Under the new contract, primary care networks will be established across England by July, and backed by funding of £1.8bn by 2023.
“Confidence in the pharmacy professions”
England’s chief pharmaceutical officer Keith Ridge said the GP contract is “a boost for patient care and a tremendous vote of confidence in the pharmacy professions”.
Work is already underway to recruit “clinical” pharmacists to primary care networks, he said.
These pharmacists will receive additional training to “undertake medication reviews for patients most in need – including those with dementia, cardiovascular disease and other major conditions” – improve medicines safety, support care homes and reduce inappropriate antibiotic use, Dr Ridge explained.

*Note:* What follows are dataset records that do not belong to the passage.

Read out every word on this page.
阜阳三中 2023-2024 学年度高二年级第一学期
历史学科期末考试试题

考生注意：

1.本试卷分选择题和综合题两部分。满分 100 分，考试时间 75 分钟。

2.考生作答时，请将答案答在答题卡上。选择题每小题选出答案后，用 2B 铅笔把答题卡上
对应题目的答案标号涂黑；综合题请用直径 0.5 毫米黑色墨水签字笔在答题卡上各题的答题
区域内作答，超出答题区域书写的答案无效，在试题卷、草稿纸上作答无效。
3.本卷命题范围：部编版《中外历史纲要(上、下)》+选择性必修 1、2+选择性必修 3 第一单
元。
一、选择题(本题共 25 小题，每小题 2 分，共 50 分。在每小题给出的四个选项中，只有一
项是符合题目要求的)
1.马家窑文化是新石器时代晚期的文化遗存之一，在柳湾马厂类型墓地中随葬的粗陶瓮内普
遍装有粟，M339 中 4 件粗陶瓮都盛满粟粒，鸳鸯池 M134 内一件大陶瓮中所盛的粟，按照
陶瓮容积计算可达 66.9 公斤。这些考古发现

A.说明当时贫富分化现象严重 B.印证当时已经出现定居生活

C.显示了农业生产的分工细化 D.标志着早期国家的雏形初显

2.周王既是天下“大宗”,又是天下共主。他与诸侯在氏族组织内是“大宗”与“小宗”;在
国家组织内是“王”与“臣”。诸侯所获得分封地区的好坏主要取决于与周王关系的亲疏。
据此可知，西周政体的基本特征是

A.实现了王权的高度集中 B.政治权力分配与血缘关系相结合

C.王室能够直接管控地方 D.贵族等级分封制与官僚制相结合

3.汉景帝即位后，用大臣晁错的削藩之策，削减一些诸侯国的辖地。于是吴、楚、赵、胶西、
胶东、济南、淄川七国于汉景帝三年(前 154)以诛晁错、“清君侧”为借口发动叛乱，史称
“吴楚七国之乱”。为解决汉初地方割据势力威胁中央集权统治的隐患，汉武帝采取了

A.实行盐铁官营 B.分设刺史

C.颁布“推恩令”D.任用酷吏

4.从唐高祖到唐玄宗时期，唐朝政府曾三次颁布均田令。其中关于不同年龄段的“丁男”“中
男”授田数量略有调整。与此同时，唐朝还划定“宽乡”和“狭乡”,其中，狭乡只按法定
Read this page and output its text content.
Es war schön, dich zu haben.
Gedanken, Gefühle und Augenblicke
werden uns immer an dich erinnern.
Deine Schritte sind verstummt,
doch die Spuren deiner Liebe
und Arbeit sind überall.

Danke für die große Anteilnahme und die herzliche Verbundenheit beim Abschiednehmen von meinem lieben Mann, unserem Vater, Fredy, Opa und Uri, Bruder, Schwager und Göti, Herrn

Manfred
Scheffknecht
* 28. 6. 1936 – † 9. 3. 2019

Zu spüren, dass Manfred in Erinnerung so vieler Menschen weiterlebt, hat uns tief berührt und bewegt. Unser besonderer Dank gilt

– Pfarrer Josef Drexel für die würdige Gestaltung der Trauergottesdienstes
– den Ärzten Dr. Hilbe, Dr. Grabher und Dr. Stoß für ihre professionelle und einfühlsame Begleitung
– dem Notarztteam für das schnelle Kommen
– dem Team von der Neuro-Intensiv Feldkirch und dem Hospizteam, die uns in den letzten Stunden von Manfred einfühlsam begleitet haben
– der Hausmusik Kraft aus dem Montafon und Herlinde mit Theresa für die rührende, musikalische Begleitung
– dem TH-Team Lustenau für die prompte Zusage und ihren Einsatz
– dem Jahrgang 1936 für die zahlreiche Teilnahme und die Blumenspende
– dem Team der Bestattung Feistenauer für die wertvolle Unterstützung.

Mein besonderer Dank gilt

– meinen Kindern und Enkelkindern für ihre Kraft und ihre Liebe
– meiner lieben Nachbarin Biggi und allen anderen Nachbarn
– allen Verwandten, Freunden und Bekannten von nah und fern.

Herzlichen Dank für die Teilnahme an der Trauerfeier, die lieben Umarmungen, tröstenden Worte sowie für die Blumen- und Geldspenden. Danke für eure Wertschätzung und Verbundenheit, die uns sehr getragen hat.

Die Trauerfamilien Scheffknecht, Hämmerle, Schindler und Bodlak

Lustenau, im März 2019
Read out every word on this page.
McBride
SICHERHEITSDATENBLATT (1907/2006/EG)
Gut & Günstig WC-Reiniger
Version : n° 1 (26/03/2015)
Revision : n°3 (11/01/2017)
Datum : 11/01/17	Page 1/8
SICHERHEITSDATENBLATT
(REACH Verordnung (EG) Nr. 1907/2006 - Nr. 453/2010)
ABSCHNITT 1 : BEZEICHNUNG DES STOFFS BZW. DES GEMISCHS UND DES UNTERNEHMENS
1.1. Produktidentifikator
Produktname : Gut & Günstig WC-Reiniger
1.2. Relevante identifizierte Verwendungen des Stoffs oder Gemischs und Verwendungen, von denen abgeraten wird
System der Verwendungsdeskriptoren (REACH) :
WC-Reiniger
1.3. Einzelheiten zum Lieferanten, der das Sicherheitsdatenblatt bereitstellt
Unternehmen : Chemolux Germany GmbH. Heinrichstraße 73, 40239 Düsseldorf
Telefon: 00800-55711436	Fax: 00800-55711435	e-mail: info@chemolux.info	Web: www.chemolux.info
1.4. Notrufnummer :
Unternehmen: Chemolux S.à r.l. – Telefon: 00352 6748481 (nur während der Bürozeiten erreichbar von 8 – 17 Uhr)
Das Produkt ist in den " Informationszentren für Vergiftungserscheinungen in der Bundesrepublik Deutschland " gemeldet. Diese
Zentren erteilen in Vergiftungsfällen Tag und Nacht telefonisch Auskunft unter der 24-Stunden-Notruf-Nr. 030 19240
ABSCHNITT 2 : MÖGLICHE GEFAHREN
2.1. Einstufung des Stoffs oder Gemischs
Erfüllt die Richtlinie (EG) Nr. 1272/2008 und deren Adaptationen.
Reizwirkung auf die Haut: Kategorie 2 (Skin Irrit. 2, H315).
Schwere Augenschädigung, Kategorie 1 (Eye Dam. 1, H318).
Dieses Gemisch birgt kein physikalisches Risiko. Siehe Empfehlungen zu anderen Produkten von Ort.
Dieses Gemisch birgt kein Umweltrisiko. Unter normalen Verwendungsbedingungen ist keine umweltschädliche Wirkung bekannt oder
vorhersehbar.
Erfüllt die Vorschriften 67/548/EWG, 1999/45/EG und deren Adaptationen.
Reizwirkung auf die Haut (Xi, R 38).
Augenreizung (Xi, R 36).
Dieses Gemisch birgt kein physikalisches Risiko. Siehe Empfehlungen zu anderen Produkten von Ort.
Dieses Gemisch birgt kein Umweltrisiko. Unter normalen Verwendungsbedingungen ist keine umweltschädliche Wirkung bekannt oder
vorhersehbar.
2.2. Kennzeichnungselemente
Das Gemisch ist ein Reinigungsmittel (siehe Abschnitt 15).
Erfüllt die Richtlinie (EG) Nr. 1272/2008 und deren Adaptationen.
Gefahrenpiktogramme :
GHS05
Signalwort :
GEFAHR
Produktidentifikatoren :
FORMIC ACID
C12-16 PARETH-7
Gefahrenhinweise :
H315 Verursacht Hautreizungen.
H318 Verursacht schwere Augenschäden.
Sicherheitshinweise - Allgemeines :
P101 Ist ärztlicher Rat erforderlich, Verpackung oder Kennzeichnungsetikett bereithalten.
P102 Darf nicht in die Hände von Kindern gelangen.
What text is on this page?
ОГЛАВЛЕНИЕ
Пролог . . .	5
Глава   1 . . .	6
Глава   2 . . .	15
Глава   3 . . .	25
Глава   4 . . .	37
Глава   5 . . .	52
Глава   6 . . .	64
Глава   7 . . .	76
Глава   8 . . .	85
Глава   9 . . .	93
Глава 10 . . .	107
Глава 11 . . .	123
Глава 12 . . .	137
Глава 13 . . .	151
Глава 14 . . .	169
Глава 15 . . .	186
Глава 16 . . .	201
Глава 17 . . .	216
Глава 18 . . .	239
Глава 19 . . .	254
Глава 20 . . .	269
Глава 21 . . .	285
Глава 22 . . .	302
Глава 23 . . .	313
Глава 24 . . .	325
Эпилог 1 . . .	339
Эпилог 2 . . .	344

PSNC: Same approach must be taken with pharmacy
Pharmaceutical Services Negotiating Committee (PSNC) chief executive Simon Dukes said the funding deal gives a “clear indication of the way in which the government and NHS England want primary care services to develop in the foreseeable future”.
The five-year funding package is “exactly the approach the NHS must now take with community pharmacies, so that we too can play our part in improving local healthcare”, Mr Dukes stressed
“For community pharmacy, the changes offer a unique opportunity for us to embed ourselves within primary care…[and] we must engage proactively with [GPs] and find ways to position ourselves within those primary care networks,” he added.
RPS: “Significant step forward”
Royal Pharmaceutical Society (RPS) English board chair Sandra Gidley said the contract was a “significant step forward to embedding pharmacists’ clinical skills and medicines expertise across all areas of primary care”.
However, Ms Gidley also called for a NHS-wide workforce strategy, to “ensure pharmacists from every sector feel well equipped to deliver high quality healthcare”.
CCA concerned over impact on workforce
The Company Chemists’ Association – which represent the UK’s largest multiples and supermarket pharmacies – raised concerns about the impact the plan could have on the community pharmacy workforce, given existing pressures.
“As with all large-scale change, the nature of the implementation of this deal will be critical to its success,” CCA chief executive Malcolm Harrison said.
“We hope that this five-year package will be mirrored by a similar long-term funding plan for the community pharmacy sector, so that we have the certainty we need to fully play our part in this new system,” he added.
NPA: Contract adds to sector dilemmas
While the National Pharmacy Association welcomed the investment in primary care, it stressed that the push to recruit more “clinical” pharmacists “intensifies the dilemmas faced by community pharmacy owners who invest in training and development, only to see people migrate to general practice”.
“This is a risk that must be carefully managed, so that these new primary care workforce targets genuinely add to capacity.”